We also had police officers, including the chief of police, testify that leaning on someone's neck for 9 minutes was not in keeping with policy or training and represented a gross disregard for life and safety.
To be absolutely clear: Chauvin's use of force was so extreme and malicious that even the police could recognize that. Why can't you?
So even if Floyd had conditions which made him more vulnerable to respiratory distress, Chauvin went far beyond what he was trained to do, disregarded Floyd's health, and was therefore the direct cause of his death EVEN IF in some other reality some other combination of factors could have killed him later. As I've already had to point out before, much to my amazement, the police don't have justification to kill you just because there's a chance you could die from something else. If anything, we should expect the opposite to be the case: they should be expected to help you avoid that end, especially when your infraction was as petty as a counterfeit $20.

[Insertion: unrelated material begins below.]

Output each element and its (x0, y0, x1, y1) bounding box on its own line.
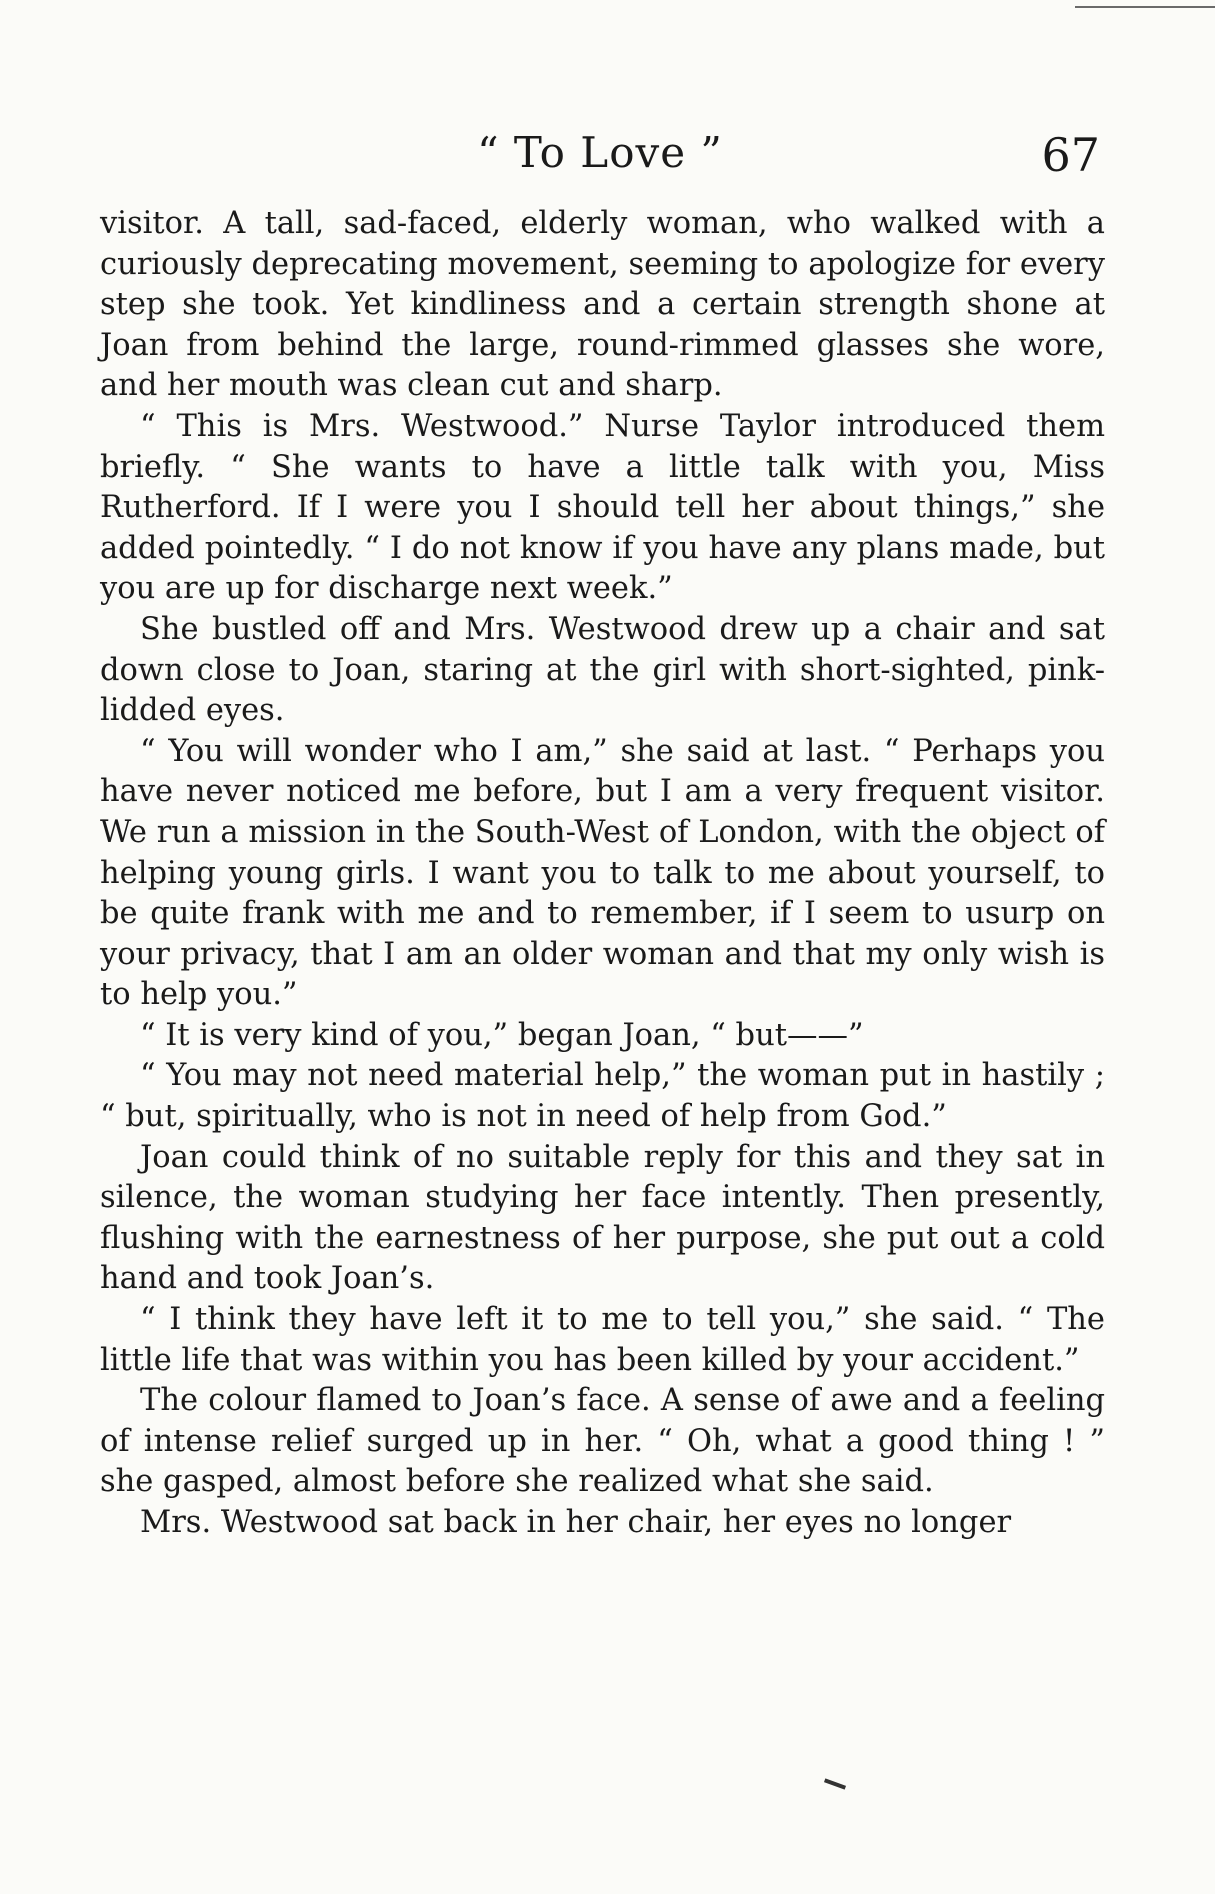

The conversation may have been different had Chauvin shown restraint, exercised only the force that was needed to arrest Floyd, made every attempt to preserve his life, and followed protocol to the letter; but that simply was not the case, and the overwhelming number of experts and witnesses testified to that, and the jury agreed. Like them, I'm going to trust a world-renowned pulmonologist before I trust some guy in the YouTube comments with a PhD in common sense, intuition, and feels.